PENGARUH WAKTU PERENDAMAN GIBERELIN TERHADAP PERTUMBUHAN KUNYIT (Curcuma domestica Val) YANG DITANAM PADA CAMPURAN MEDIA SEKAM DAN KOTORAN BURUNG MERPATI
Abstrak: Penelitian mengenai
pengaruh waktu perendaman giberelin terhadap pertumbuhan kunyit (Curcuma
domestica Val) yang ditanam pada campuran media sekam dan kotoran burung
merpati telah dilakukan. Tujuan penelitian adalah untuk mendapatkan waktu
perendaman dengan giberelin dan kombinasi campuran media sekam dan kotoran
burung merpati yang terbaik untuk pertumbuhan tanaman kunyit. Metode penelitian
dilakukan dengan metode eksperimental menggunakan rancangan acak kelompok (RAK)

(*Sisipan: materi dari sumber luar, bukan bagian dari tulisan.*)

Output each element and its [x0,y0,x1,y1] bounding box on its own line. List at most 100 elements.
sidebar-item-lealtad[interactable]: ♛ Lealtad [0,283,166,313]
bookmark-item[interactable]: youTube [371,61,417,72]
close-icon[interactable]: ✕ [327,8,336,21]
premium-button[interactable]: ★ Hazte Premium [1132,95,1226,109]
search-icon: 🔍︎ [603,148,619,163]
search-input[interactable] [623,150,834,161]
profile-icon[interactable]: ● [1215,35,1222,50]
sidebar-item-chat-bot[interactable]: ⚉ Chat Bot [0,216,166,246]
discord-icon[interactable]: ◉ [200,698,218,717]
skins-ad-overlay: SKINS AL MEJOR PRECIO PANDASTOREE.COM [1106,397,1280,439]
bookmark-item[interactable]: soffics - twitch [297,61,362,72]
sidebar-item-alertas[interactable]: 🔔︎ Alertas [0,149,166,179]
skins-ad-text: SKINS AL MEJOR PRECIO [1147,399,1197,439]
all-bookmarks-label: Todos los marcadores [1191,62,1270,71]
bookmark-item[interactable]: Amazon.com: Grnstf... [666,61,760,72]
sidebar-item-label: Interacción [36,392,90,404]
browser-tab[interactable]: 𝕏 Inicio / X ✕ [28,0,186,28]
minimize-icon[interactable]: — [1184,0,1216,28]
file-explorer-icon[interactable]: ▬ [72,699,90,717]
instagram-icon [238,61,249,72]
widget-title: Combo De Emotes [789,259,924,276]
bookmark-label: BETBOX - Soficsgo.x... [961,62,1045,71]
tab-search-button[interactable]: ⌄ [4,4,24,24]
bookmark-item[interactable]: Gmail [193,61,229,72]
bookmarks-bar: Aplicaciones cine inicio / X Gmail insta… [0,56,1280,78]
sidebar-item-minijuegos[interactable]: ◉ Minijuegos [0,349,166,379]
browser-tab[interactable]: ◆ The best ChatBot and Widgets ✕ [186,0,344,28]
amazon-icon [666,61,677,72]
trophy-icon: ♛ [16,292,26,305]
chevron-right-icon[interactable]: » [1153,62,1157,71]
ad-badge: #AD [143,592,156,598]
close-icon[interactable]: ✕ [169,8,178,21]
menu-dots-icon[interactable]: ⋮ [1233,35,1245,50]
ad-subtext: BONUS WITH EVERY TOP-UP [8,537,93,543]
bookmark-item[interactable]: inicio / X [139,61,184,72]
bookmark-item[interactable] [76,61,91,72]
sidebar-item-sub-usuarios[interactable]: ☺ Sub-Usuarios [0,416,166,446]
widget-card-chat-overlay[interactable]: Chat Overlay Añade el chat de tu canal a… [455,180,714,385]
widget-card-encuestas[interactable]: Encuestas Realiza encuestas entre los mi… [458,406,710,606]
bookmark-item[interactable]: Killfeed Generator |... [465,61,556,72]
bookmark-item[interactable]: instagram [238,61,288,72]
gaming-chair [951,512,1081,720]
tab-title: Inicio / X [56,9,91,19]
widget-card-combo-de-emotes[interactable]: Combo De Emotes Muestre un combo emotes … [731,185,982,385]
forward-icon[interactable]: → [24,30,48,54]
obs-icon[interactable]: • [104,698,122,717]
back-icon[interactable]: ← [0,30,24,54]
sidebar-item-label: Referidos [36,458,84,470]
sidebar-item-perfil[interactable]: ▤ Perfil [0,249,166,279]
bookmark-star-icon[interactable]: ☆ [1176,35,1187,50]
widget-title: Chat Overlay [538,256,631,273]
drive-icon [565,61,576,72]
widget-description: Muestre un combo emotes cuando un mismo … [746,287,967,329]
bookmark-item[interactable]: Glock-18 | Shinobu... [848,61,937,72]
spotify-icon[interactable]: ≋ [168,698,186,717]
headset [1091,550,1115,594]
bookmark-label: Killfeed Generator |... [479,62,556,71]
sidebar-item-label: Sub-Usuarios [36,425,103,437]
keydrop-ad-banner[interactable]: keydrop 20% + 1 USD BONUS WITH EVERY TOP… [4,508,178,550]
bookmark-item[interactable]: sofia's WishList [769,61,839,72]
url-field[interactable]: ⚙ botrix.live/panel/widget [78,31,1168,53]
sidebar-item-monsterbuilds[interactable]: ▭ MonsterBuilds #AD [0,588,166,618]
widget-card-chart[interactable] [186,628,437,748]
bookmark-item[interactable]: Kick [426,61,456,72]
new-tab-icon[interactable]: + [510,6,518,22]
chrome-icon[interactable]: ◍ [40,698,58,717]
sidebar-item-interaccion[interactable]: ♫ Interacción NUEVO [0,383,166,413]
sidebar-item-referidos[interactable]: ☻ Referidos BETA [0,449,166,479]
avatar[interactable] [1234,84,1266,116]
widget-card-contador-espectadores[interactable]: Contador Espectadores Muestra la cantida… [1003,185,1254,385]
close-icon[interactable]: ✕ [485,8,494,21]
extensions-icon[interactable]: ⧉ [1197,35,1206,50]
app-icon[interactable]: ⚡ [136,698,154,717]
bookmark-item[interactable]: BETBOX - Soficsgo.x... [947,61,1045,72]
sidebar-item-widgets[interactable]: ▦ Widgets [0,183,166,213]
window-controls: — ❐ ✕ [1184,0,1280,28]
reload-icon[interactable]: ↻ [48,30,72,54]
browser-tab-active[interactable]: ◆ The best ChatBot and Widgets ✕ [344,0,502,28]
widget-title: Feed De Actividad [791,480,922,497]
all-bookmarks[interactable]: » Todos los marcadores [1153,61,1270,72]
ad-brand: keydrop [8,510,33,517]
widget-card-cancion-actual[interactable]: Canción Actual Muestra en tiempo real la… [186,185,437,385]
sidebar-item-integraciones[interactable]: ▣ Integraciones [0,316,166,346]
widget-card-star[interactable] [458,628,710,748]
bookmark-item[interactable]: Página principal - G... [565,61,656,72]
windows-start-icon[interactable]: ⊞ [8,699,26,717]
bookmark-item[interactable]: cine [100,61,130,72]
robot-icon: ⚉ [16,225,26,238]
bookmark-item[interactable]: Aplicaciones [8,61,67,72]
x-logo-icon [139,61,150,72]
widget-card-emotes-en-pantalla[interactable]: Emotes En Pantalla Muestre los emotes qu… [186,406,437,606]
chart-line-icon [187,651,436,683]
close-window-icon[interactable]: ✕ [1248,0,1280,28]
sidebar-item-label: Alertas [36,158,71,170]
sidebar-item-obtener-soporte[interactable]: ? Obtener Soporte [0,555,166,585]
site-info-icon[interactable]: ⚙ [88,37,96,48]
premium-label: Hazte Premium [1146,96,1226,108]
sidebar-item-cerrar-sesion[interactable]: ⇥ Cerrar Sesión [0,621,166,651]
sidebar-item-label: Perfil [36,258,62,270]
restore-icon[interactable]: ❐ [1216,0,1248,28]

yang terdiri dari 2 faktor. Faktor pertama waktu perendaman dalam giberelin 500
ppm yang terdiri dari 5 taraf dan faktor kedua campuran media tanam yang terdiri
dari 3 taraf. Data yang diperoleh kemudian dianalisis menggunakan Analisis
Varians (ANAVA), apabila berbeda nyata dilakukan Uji Jarak Berganda Duncan (α =
0,05). Hasil penelitian menunjukkan bahwa waktu perendaman giberelin selama 4
jam merupakan waktu yang terbaik untuk pertumbuhan rata-rata tinggi tunas dan berat
rimpang secara berturut-turut adalah 37.7 cm dan 121.54 gram pada umur 3 bulan
setelah tanam pada tanaman kunyit (Curcuma domestica Val). Pada parameter waktu
muncul tunas dengan lama perendaman 4 jam merupakan waktu yang paling lama
dalam menumbuhkan tunas kunyit. Campuran media tanam M3 (tanah : sekam :
kotoranburung merpati) merupakan media yang terbaik dalam pertumbuhan tanaman
kunyit (Curcuma domestica Val). Namun pada parameter jumlah tunas tidak
menunjukkan pengaruh terhadap lama waktu perendaman maupun media tanam.